Come dico da mesi, dunque, questo non è un referendum su una riforma, che proprio non c’è, ma sulla mutilazione “esemplare” delle camere, come suggello di una campagna di odio della democrazia rappresentativa, di oltraggio al Parlamento e di denigrazione dei parlamentari come parassiti e usurpatori della sovranità popolare. Questa campagna non ha nulla, ma proprio nulla che fare con i temi classicamente antipartitocratici, cui nella mia intera storia politica mi sono sempre sentita e tenuta fedele, ma ha piuttosto una intonazione classicamente antidemocratica, che non a caso è culminata nel successo di un partito politico, il M5S, che ha esplicitamente teorizzato il superamento del Parlamento e l’affermazione di un modello di autogoverno diretto concepito come una sorta di “televoto” permanente. Fare campagna per il No in questo contesto non significa tanto opporre ragioni contrarie a ragioni favorevoli ma ripristinare una discussione sul merito della decisione a cui i cittadini saranno chiamati, in una situazione in cui – quando va bene – si è costretti a parlare d’altro, o di niente.

In questo contesto non è facile essere ottimisti, ma è doveroso essere tenaci.
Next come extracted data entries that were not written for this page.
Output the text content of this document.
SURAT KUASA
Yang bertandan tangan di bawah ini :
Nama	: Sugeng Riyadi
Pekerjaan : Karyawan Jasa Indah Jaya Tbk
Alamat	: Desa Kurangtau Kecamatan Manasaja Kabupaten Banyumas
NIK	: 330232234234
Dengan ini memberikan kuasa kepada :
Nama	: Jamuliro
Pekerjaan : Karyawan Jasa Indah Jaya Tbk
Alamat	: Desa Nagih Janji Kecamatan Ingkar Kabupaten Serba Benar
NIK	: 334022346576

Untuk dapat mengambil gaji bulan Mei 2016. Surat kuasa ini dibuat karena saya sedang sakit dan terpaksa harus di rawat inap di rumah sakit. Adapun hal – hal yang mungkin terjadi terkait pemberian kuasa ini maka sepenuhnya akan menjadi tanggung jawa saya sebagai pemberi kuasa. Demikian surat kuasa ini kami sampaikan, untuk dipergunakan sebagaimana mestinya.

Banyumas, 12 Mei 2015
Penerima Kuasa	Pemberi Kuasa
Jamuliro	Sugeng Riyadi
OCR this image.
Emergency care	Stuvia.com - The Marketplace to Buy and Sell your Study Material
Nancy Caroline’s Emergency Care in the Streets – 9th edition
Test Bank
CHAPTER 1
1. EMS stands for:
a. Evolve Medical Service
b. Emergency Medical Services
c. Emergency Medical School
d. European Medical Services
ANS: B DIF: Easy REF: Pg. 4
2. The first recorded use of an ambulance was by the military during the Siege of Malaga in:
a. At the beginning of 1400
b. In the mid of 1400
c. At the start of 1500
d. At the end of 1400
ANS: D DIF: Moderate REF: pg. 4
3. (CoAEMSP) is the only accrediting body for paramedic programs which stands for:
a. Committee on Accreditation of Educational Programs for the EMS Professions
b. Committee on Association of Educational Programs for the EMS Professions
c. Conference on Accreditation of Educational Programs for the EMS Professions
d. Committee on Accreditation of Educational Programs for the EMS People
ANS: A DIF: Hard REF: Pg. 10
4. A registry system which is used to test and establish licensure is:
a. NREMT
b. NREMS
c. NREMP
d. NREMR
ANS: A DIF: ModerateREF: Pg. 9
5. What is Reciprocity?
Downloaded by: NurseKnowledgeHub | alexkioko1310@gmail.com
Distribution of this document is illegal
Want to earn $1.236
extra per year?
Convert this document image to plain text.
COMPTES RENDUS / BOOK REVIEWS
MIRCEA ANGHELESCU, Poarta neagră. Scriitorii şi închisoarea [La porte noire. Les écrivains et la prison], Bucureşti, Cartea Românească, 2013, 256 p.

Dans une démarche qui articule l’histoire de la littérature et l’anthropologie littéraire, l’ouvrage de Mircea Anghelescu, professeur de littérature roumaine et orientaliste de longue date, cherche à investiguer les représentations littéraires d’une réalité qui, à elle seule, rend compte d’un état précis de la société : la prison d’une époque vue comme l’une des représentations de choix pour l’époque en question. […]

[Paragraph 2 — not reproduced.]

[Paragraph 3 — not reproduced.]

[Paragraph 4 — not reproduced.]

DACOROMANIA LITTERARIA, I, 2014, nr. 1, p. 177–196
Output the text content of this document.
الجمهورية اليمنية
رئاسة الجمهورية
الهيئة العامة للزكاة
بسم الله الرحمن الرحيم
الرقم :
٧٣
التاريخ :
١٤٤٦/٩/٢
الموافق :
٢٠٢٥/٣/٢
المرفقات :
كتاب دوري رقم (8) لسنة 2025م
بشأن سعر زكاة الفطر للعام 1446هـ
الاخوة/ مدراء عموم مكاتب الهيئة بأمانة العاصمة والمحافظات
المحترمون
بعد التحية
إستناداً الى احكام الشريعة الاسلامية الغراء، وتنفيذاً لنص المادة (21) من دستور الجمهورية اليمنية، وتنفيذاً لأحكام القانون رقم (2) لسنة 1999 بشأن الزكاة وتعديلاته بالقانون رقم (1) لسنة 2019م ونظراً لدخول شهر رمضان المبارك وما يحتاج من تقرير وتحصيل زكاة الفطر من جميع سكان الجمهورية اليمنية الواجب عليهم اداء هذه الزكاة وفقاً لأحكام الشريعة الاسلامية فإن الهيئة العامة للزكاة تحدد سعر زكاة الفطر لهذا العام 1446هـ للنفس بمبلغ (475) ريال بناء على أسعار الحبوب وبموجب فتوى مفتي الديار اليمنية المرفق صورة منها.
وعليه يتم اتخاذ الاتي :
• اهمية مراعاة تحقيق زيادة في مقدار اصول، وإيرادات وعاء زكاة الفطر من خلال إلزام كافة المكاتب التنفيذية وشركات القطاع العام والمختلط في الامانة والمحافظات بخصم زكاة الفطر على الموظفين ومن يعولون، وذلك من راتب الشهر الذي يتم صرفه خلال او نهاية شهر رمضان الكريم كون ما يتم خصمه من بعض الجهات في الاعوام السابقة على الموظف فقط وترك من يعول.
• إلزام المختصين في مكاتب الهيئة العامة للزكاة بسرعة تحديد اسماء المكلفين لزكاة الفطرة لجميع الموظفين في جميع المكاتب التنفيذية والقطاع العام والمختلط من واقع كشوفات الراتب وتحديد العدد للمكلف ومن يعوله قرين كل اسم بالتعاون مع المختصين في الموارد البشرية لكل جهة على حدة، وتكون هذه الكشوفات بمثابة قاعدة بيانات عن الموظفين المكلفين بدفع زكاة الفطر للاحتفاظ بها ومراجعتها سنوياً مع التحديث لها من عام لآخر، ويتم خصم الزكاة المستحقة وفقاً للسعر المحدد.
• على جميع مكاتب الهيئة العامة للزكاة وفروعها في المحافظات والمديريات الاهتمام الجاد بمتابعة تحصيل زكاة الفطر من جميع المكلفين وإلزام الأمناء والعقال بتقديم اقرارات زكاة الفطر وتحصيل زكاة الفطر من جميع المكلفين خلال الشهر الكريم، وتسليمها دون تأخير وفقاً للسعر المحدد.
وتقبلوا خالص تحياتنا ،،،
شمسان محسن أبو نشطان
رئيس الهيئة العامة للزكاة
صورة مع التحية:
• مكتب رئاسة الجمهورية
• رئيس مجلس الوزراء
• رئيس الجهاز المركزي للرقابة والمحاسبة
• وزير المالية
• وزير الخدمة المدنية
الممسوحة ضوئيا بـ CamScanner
Per dare un altro piccolo contributo a questa battaglia controcorrente – e spesso sott’acqua e in apnea – per domani, 9 settembre, +Europa ha organizzato nel pomeriggio una maratona oratoria di parecchie ore, a cui ha convocato molti dei protagonisti della campagna per il No e che passerà in rassegna le varie motivazioni che ci spingono a partecipare a questa competizione manifestamente impari. Ci saranno alcuni tra i deputati e i senatori che hanno firmato per la convocazione del referendum, giuristi e politologi, esponenti dei vari comitati che in questi mesi si sono costituiti e protagonisti della vita politica e civile che, come usa dire, hanno scelto di mettere la faccia su una presumibile sconfitta al referendum, perché sanno che dalla vittoria del Sì conseguirebbe una ben più rovinosa sconfitta per la democrazia italiana.